There are those that believe it is still the law of the land contrary to some who are sworn to uphold it abusing their power and violating it. And I know that some in power now admit publicly that they don't believe in the Constitution - yet they swore to uphold it. Maybe they are nihilists. But if they were honest, they would not have taken their oath.

...secede...

I was born, and presently live, 45 miles from Appomattox Court House (drove thru it about 2 hours ago as a matter of fact), and I do know a little about the thing that some call "the recent unpleasantless". Just because the Constitution has been grossly violated at times does not negate it. The fact is that it is the law of the land, whether it is followed or not (and I would agree that it is not followed in many areas) does not make it not the law of the land in principle. To believe otherwise would be anarchy.

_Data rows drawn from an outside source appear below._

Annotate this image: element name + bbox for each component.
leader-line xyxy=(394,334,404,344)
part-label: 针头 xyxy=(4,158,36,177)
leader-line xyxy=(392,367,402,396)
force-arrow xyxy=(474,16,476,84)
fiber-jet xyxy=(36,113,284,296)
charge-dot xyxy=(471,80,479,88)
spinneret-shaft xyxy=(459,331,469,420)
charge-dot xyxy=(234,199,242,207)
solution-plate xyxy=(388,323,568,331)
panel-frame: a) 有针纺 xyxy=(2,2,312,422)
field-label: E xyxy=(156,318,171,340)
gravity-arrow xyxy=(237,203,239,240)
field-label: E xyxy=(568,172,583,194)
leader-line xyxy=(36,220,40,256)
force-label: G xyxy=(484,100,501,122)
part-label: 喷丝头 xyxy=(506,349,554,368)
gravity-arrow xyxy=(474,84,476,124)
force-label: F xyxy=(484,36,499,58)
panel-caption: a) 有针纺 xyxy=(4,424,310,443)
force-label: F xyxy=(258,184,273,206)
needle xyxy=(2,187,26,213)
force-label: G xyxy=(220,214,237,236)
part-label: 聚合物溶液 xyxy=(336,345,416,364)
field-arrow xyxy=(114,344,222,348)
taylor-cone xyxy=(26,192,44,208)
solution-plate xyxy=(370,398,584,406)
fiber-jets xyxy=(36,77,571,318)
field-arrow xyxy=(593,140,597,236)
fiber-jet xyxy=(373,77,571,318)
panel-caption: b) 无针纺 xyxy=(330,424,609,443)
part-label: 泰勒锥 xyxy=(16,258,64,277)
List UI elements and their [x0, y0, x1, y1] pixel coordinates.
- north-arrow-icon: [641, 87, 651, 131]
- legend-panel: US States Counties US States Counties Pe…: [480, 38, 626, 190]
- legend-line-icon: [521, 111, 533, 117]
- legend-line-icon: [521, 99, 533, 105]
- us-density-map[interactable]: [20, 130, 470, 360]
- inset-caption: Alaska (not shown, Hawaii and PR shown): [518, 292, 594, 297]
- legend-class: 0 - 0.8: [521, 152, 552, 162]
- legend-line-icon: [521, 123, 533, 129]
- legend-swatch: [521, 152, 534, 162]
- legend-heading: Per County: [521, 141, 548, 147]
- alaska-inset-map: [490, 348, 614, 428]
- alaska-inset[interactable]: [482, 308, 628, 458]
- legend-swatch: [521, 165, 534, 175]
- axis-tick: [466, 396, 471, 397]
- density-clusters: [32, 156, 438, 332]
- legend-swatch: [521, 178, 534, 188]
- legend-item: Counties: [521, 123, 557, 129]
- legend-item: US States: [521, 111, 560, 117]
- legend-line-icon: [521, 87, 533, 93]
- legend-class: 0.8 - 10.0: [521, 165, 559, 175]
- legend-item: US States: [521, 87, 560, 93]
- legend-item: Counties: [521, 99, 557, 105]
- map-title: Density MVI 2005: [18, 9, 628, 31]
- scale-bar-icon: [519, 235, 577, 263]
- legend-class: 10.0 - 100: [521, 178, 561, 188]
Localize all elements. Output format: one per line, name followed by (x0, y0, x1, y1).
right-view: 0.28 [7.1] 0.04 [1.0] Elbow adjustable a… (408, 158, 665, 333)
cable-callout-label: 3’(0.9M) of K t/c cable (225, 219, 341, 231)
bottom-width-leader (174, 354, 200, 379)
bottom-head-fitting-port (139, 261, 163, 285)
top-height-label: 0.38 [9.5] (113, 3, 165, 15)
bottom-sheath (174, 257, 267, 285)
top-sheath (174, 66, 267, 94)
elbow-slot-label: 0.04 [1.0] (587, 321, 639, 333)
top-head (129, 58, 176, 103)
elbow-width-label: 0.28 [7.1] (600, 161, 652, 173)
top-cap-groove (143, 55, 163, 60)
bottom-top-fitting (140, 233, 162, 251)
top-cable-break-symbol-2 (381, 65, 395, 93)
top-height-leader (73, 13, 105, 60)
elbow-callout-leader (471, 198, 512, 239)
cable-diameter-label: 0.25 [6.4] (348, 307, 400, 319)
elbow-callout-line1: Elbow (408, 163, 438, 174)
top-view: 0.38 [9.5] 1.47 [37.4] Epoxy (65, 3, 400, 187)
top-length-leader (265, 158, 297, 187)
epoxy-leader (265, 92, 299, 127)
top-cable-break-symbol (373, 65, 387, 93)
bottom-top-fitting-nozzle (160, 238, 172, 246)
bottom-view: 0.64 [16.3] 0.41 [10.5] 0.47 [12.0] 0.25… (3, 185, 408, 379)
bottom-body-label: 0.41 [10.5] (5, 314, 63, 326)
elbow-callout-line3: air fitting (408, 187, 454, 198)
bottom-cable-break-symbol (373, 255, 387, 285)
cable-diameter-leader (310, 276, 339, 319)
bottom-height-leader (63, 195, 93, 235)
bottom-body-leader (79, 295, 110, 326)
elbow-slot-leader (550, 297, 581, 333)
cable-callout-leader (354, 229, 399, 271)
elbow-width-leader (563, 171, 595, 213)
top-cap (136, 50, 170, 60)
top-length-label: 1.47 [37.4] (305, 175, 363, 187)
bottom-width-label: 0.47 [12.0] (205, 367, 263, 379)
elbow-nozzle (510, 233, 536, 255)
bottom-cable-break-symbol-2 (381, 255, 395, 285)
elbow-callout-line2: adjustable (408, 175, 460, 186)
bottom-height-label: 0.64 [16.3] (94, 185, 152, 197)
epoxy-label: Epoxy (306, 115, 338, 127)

The "precedence" thing is a crock. I wonder if I can get out of a speeding ticket by invoking precedence. Something tells me I wouldn't get away with it. Yet it is used to get away with how the entire country is run.

I also am aware that the intent of certain organizations and certain figures respected by the left have as their founding principles and advocate using the Constitution to systematically destroy and dismantle the Constitution itself. Yet they offer nothing that is better, and even if they did, their own contradictions would and could be used by their opposition to declare whatever it is that they declared as being the law of the land to also have no authority, and so they would likely eventually resort to totalitarianism or themselves be overthrown (IOW - continuing anarchy unless ruling with a dictatorial iron fist).

And therefore what...? You often sound like another disciple of Saul Alinsky.